Trump hasn’t mentioned what Greenlanders want. He sees Greenland as valuable for minerals and Arctic access, not as a place where people live.

The UN says people have the right to choose their own government and way of life. Taking Greenland without Greenlanders’ permission would break international law and show that powerful countries can ignore people’s rights.

Greenland could help with Arctic security while staying independent. Greenland could let NATO station more troops there or work with NATO on Arctic protection while staying independent. Security and independence don’t have to conflict.

Congressional Constraints

Congress controls the military budget and can declare war, so it could stop Trump from attacking Greenland. Congress controls the military budget and could pass a law banning spending on military action against NATO members.

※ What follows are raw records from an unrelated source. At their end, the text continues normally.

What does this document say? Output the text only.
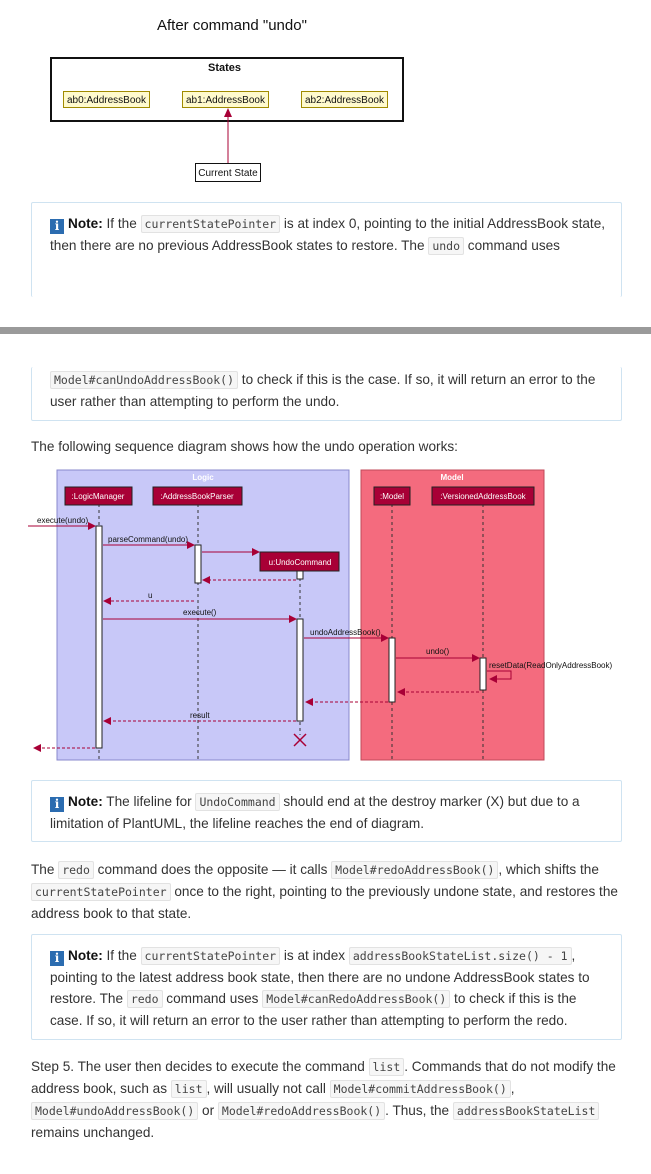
After command "undo"
States
ab0:AddressBook	ab1:AddressBook	ab2:AddressBook
Current State
i Note: If the currentStatePointer is at index 0, pointing to the initial AddressBook state, then there are no previous AddressBook states to restore. The undo command uses
Model#canUndoAddressBook() to check if this is the case. If so, it will return an error to the user rather than attempting to perform the undo.

The following sequence diagram shows how the undo operation works:

Logic	Model
:LogicManager	:AddressBookParser
u:UndoCommand
:Model	:VersionedAddressBook
execute(undo)
parseCommand(undo)
u
execute()
undoAddressBook()
undo()
resetData(ReadOnlyAddressBook)
result
i Note: The lifeline for UndoCommand should end at the destroy marker (X) but due to a limitation of PlantUML, the lifeline reaches the end of diagram.

The redo command does the opposite — it calls Model#redoAddressBook() , which shifts the currentStatePointer once to the right, pointing to the previously undone state, and restores the address book to that state.

i Note: If the currentStatePointer is at index addressBookStateList.size() - 1 , pointing to the latest address book state, then there are no undone AddressBook states to restore. The redo command uses Model#canRedoAddressBook() to check if this is the case. If so, it will return an error to the user rather than attempting to perform the redo.

Step 5. The user then decides to execute the command list . Commands that do not modify the address book, such as list , will usually not call Model#commitAddressBook() , Model#undoAddressBook() or Model#redoAddressBook() . Thus, the addressBookStateList remains unchanged.
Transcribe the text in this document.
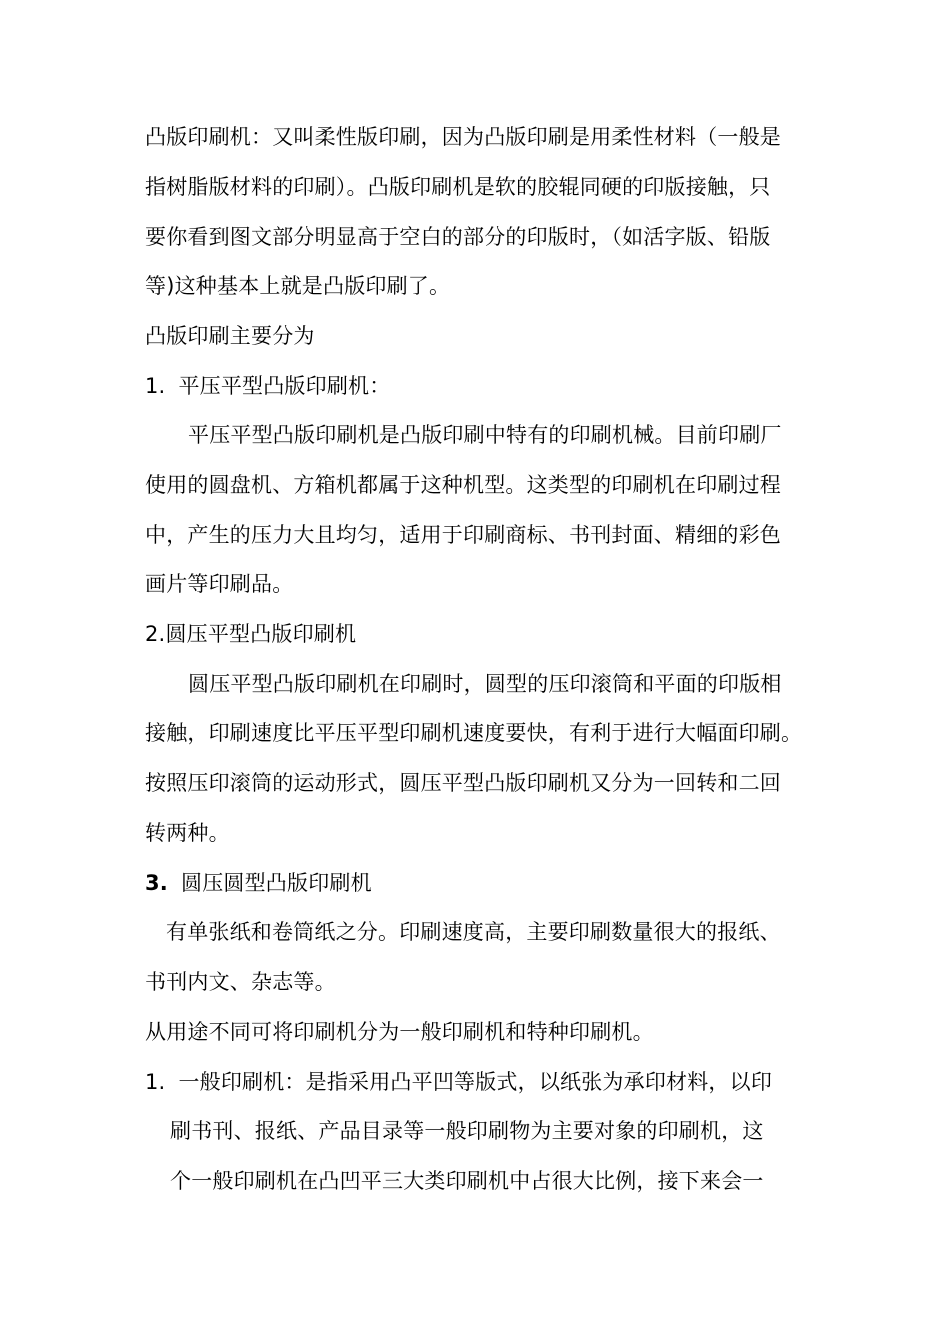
凸版印刷机：又叫柔性版印刷，因为凸版印刷是用柔性材料（一般是
指树脂版材料的印刷）。凸版印刷机是软的胶辊同硬的印版接触，只
要你看到图文部分明显高于空白的部分的印版时，（如活字版、铅版
等)这种基本上就是凸版印刷了。
凸版印刷主要分为
1. 平压平型凸版印刷机：
平压平型凸版印刷机是凸版印刷中特有的印刷机械。目前印刷厂
使用的圆盘机、方箱机都属于这种机型。这类型的印刷机在印刷过程
中，产生的压力大且均匀，适用于印刷商标、书刊封面、精细的彩色
画片等印刷品。
2.圆压平型凸版印刷机
圆压平型凸版印刷机在印刷时，圆型的压印滚筒和平面的印版相
接触，印刷速度比平压平型印刷机速度要快，有利于进行大幅面印刷。
按照压印滚筒的运动形式，圆压平型凸版印刷机又分为一回转和二回
转两种。
3. 圆压圆型凸版印刷机
有单张纸和卷筒纸之分。印刷速度高，主要印刷数量很大的报纸、
书刊内文、杂志等。
从用途不同可将印刷机分为一般印刷机和特种印刷机。
1. 一般印刷机：是指采用凸平凹等版式，以纸张为承印材料，以印
刷书刊、报纸、产品目录等一般印刷物为主要对象的印刷机，这
个一般印刷机在凸凹平三大类印刷机中占很大比例，接下来会一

Democrats have proposed a law banning military spending on Greenland. The question is whether enough Republicans would support it to pass it over his veto. Some Republicans have voted against giving Trump unlimited military power, indicating that approximately 9-10% of Senate Republicans are willing to constrain him on military action grounds, though a veto override would require 67 total votes and currently only 52 senators support the limitation, meaning approximately 15 additional votes would be needed.

Military leaders also matter in this situation. Military leaders know NATO is important and that attacking an ally would be disastrous. Top military leaders would face serious moral problems if ordered to attack Greenland. Military officers follow orders, but many would see attacking NATO as breaking their oath. Military leaders would probably resist, making it hard for Trump to attack Greenland.

Congress and military leaders might prevent Trump from attacking Greenland. But this is concerning because it means we’re relying on American politics to prevent war, not on rules.

NATO’s Survival

NATO was created to prevent wars in Europe by making all members defend each other. For over 70 years, NATO prevented major wars in Europe despite disagreements. But NATO assumed members wouldn’t attack each other.

Trump is saying the U.S. can ignore NATO rules if it wants to. He sees NATO as serving U.S. interests, not as a rule that binds the U.S. This raises serious questions about whether NATO can survive if the U.S. can ignore its rules.

Europe is responding by proposing Arctic Sentry, supporting Denmark, and building independent capabilities. Europeans realize they can’t rely on the U.S. forever and are building their own strength. This could make Europe stronger but could also weaken the Western alliance.

If Trump stops threatening Greenland but pushes for Arctic security, the crisis might end. If he attacks Greenland, NATO could break apart or go to war with the U.S. This raises a basic question: can alliances survive if the strongest country ignores the rules, or will powerful countries control their own regions? For NATO, for small countries, and for the international system, the answer will matter for generations.